34 Liette Vasseur (1963), Québec

Vincent Leboeuf Gadreau

Liette

Qui aurait cru que cette petite fille de la campagne, qui aimait dessiner des animaux et aider son papa fleuriste deviendrait un jour cette femme accomplie qui a tant apporté à la recherche sur les changements climatiques et le développement durable? Qui aurait cru que sa passion pour l’environnement et pour les communautés l’amènerait un jour à travailler avec des scientifiques de renom à l’autre bout de la planète et à influencer le changement de plusieurs politiques environnementales?

Enfance

Liette Vasseur est née le 29 avril 1963 à Laval, au Nord de Montréal, sur une ferme. Ses parents possédaient des poulets, des moutons, des chèvres et des lapins, en plus de cultiver des légumes. Ils avaient également une serre qui servait à la production de chrysanthèmes. En effet, son père et son grand-père paternel étaient fleuristes. Elle avait à peine 5 ans et son grand-père lui montrait à dessiner les plantes, les arbres et les animaux.

Sa mère et son père étaient présents pour elle et les activités avaient une couleur très familiale.

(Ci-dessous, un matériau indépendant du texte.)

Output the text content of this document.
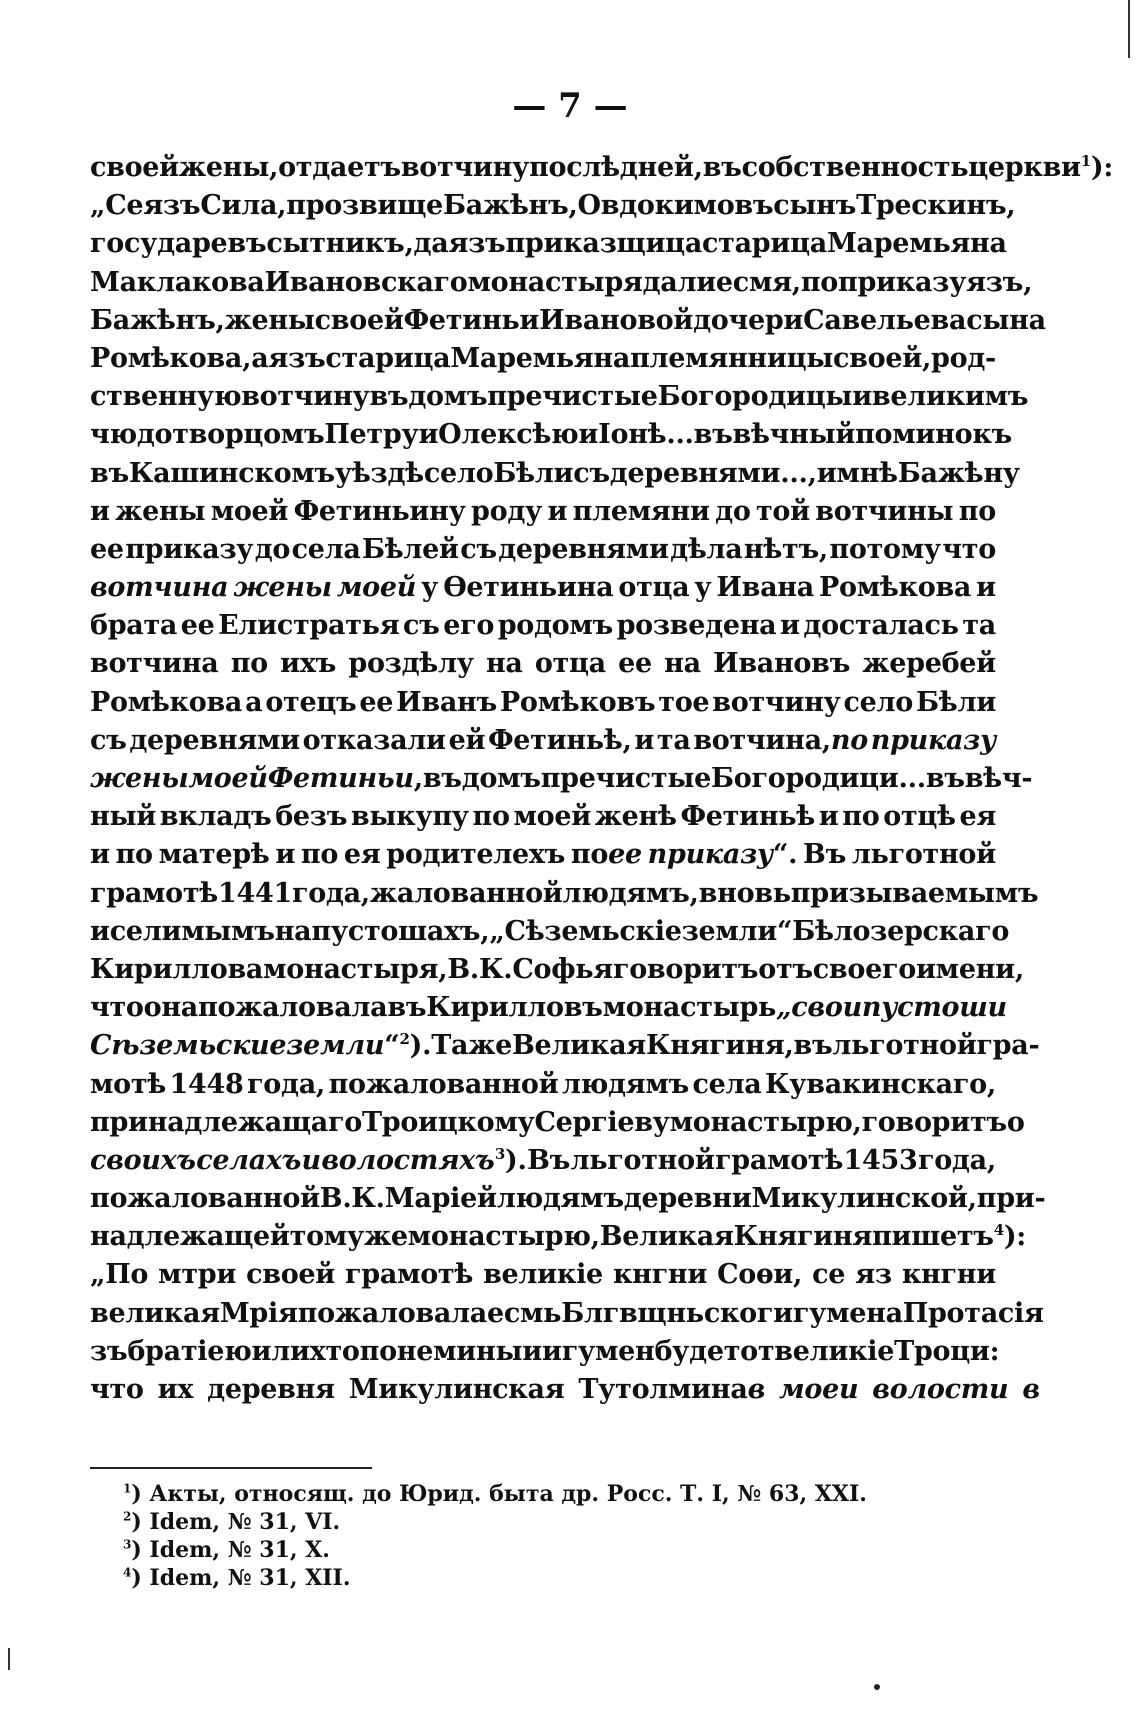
— 7 —
своей жены, отдаетъ вотчину послѣдней, въ собственность церкви $^1$):
„Се язъ Сила, прозвище Бажѣнъ, Овдокимовъ сынъ Трескинъ,
государевъ сытникъ, да язъ приказщица старица Маремьяна
Маклакова Ивановскаго монастыря дали есмя, по приказу язъ,
Бажѣнъ, жены своей Фетиньи Ивановой дочери Савельева сына
Ромѣкова, а язъ старица Маремьяна племянницы своей, род-
ственную вотчину въ домъ пречистые Богородицы и великимъ
чюдотворцомъ Петру и Олексѣю и Іонѣ... въ вѣчный поминокъ
въ Кашинскомъ уѣздѣ село Бѣли съ деревнями..., и мнѣ Бажѣну
и жены моей Фетиньину роду и племяни до той вотчины по
ее приказу до села Бѣлей съ деревнями дѣла нѣтъ, потому что
вотчина жены моей у Ѳетиньина отца у Ивана Ромѣкова и
брата ее Елистратья съ его родомъ розведена и досталась та
вотчина по ихъ роздѣлу на отца ее на Ивановъ жеребей
Ромѣкова а отецъ ее Иванъ Ромѣковъ тое вотчину село Бѣли
съ деревнями отказали ей Фетиньѣ, и та вотчина,по приказу
жены моей Фетиньи, въ домъ пречистые Богородици... въ вѣч-
ный вкладъ безъ выкупу по моей женѣ Фетиньѣ и по отцѣ ея
и по матерѣ и по ея родителехъ поее приказу“. Въ льготной
грамотѣ 1441 года, жалованной людямъ, вновь призываемымъ
и селимымъ на пустошахъ, „Сѣземьскіе земли“ Бѣлозерскаго
Кириллова монастыря, В. К. Софья говоритъ отъ своего имени,
что она пожаловала въ Кирилловъ монастырь„свои пустоши
Сѣземьские земли“ $^2$). Та же Великая Княгиня, въ льготной гра-
мотѣ 1448 года, пожалованной людямъ села Кувакинскаго,
принадлежащаго Троицкому Сергіеву монастырю, говоритъ о
своихъ селахъ и волостяхъ $^3$). Въ льготной грамотѣ 1453 года,
пожалованной В. К. Маріей людямъ деревни Микулинской, при-
надлежащей тому же монастырю, Великая Княгиня пишетъ $^4$):
„По мтри своей грамотѣ великіе кнгни Соѳи, се яз кнгни
великая Мрія пожаловала есмь Блгвщньског игумена Протасія
зъ братіею или хто по нем иныи игумен будет от великіе Троци:
что их деревня Микулинская Тутолминав моеи волости в
$^1$) Акты, относящ. до Юрид. быта др. Росс. Т. I, № 63, XXI.
$^2$) Idem, № 31, VI.
$^3$) Idem, № 31, X.
$^4$) Idem, № 31, XII.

En effet, il était important pour la famille de prendre des vacances ensemble au moins une fois par année. Cela a d’ailleurs permis à Liette de visiter plusieurs des provinces canadiennes et l’est des États-Unis, de la Floride au Vermont et au Michigan. Son tout premier voyage a eu lieu quand elle avait seulement deux mois. Ses parents avaient décidé de l’amener à Québec, au Château Frontenac. Liette était tellement petite que sa mère l’avait confortablement installée dans un tiroir qu’elle avait tapissé de couvertures. Le poupon avait alors dormi à poings fermés.

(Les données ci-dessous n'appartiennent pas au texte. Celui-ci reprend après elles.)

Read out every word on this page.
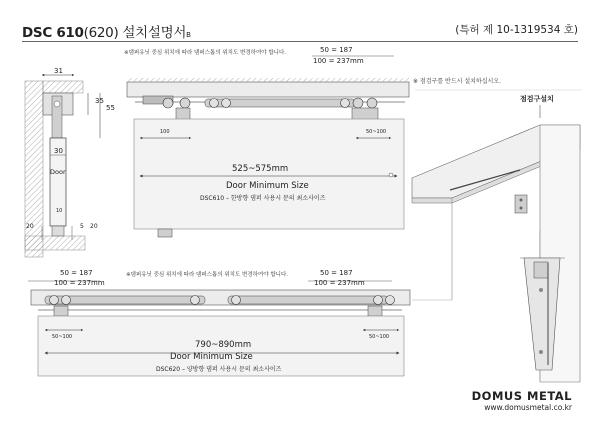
DSC 610(620) 설치설명서B	(특허 제 10-1319534 호)
31
35
55
30
Door
10
20	5 20
※댐퍼유닛 중심 위치에 따라 댐퍼스톱의 위치도 변경하여야 합니다.	50 = 187
100 = 237mm
100	50~100
525~575mm
Door Minimum Size
DSC610 – 한방향 댐퍼 사용시 문의 최소사이즈
50 = 187
100 = 237mm
※댐퍼유닛 중심 위치에 따라 댐퍼스톱의 위치도 변경하여야 합니다.	50 = 187
100 = 237mm
50~100	50~100
790~890mm
Door Minimum Size
DSC620 – 양방향 댐퍼 사용시 문의 최소사이즈
※ 점검구를 반드시 설치하십시오.
점검구설치
DOMUS METAL
www.domusmetal.co.kr
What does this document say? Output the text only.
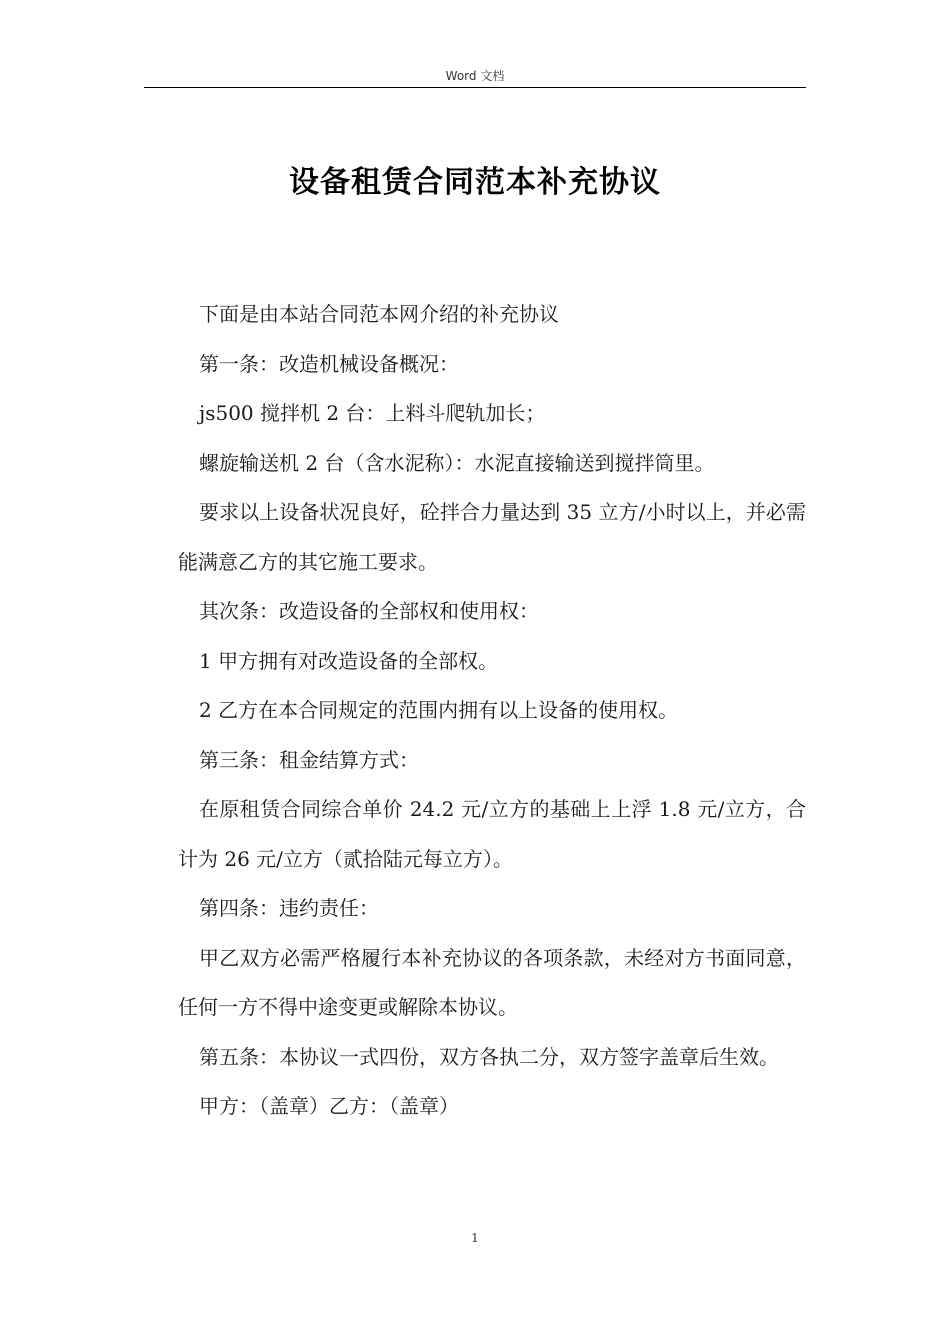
Word 文档
设备租赁合同范本补充协议

下面是由本站合同范本网介绍的补充协议

第一条：改造机械设备概况：

js500 搅拌机 2 台：上料斗爬轨加长；

螺旋输送机 2 台（含水泥称）：水泥直接输送到搅拌筒里。

要求以上设备状况良好，砼拌合力量达到 35 立方/小时以上，并必需能满意乙方的其它施工要求。

其次条：改造设备的全部权和使用权：

1 甲方拥有对改造设备的全部权。

2 乙方在本合同规定的范围内拥有以上设备的使用权。

第三条：租金结算方式：

在原租赁合同综合单价 24.2 元/立方的基础上上浮 1.8 元/立方，合计为 26 元/立方（贰拾陆元每立方）。

第四条：违约责任：

甲乙双方必需严格履行本补充协议的各项条款，未经对方书面同意，任何一方不得中途变更或解除本协议。

第五条：本协议一式四份，双方各执二分，双方签字盖章后生效。

甲方：（盖章）乙方：（盖章）

1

À l’âge de 12 ans, Liette commença à aider sa famille avec le commerce : faire les préparations, les arrangements et servir les clients. Elle aimait bien aller explorer les boisés à l’arrière du domicile familial et l’hiver venu, elle et une de ses voisines allaient y « ouvrir » les pistes de ski de fond.

C’est cette proximité constante avec la nature qui, dès un très jeune âge, lui a donné le goût de l’écologie. Sa famille, son éducation familiale et le milieu dans lequel elle a grandi l’ont également amenée à penser aux communautés rurales. Elle a toujours voulu rester proche de la nature, ce qui a développé son besoin de la protéger et la préserver.

Études

Les études primaires de Liette ont débutée en 1969, à une époque où, à Laval, les écoles « grandissaient ». Elle a commencé son primaire à l’école Jean XXIII pour le terminer à l’école Simon Vanier. Elle a fait ses deux premières années secondaires à l’école St-Martin pour finalement faire sa troisième, quatrième et cinquième année à l’école St-Maxime. Elle a fait son CEGEP au Collège Ahuntsic.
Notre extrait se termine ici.